Metadata dictionaries follow the three level structure shown below:
**Category** (A top level grouping of field classes)
│
├─ **Class** (A group of fields. Completeness is calculated at the Class level.)
│ │
│ ├─ **Field** (A potential header in a metadata file, referred to as a Field, Eg. Patient ID, Image Resolution)
│ │ │
│ │ ├─ description (Text description of the expected information for the field)
│ │ ├─ dtype (The expected data type for the field)
│ │ ├─ aliases (list of possible terms that might also be used to refer to the field)
│ │ └─ checkCoverage (A flag (boolean) to indicate if coverage analysis needs to be done for the data corresponding to the field.)
│ └─ ...
└─ ...
Choosing a subgroup using the --cc_level parameter will evaluate completeness with respect to all the fields nested within that subgroup.
The main outputs of the individual modules are data features as well as plots saved in the output directory.
A list of matched, missing, and unexpected data header fields is returned as terminal output.
Visualizations for field and record completeness can also be produced and saved in the /output directory.
A list of matched data header fields are returned as terminal output, and coverage information is provided for the selected field in the form of
a list of unique values and the value of the divergence measure from the reference distribution.
A visualization of the counts of different values for the target field is also produced and saved in the /output directory.
A list of matched data header fields are returned as terminal output.
A visualization of the counts of different values for the target field per subgroup is also produced and saved in the /output directory.
The DCard3C_demo.ipynb notebook is a good starting point featuring input and output examples for all 3 modules for Whole Slide Imaging and Digital Mammography.
The /data directory contains the metadata reference dictionaries needed for the assessment modules.
Seyed Kahaki: [email protected]
Tahsin Rahman: [email protected]
This project was supported in part by an appointment to the ORISE Research Participation Program at the Center for Devices and Radiological Health, U.S. Food and Drug Administration, administered by the Oak Ridge Institute for Science and Education through an interagency agreement between the U.S. Department of Energy and FDA/CDRH.

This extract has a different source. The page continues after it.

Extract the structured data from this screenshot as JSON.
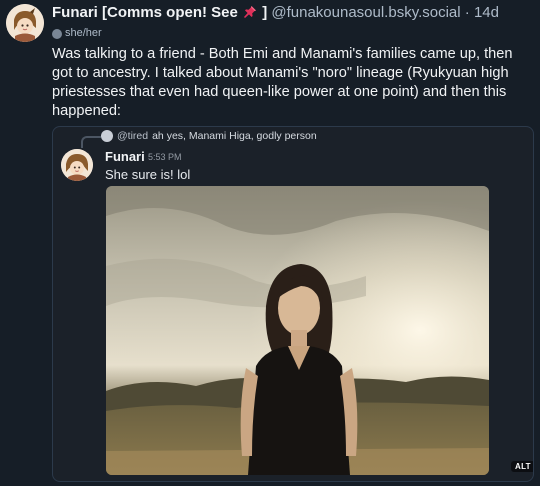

This software and documentation (the "Software") were developed at the US Food and Drug Administration (FDA) by employees of the Federal Government in the course of their official duties. Pursuant to Title 17, Section 105 of the United States Code, this work is not subject to copyright protection and is in the public domain. Permission is hereby granted, free of charge, to any person obtaining a copy of the Software, to deal in the Software without restriction, including without limitation the rights to use, copy, modify, merge, publish, distribute, sublicense, or sell copies of the Software or derivatives, and to permit persons to whom the Software is furnished to do so. FDA assumes no responsibility whatsoever for use by other parties of the Software, its source code, documentation or compiled executables, and makes no guarantees, expressed or implied, about its quality, reliability, or any other characteristic. Further, use of this code in no way implies endorsement by the FDA or confers any advantage in regulatory decisions. Although this software can be redistributed and/or modified freely, we ask that any derivative works bear some notice that they are derived from it, and any modified versions bear some notice that they have been modified.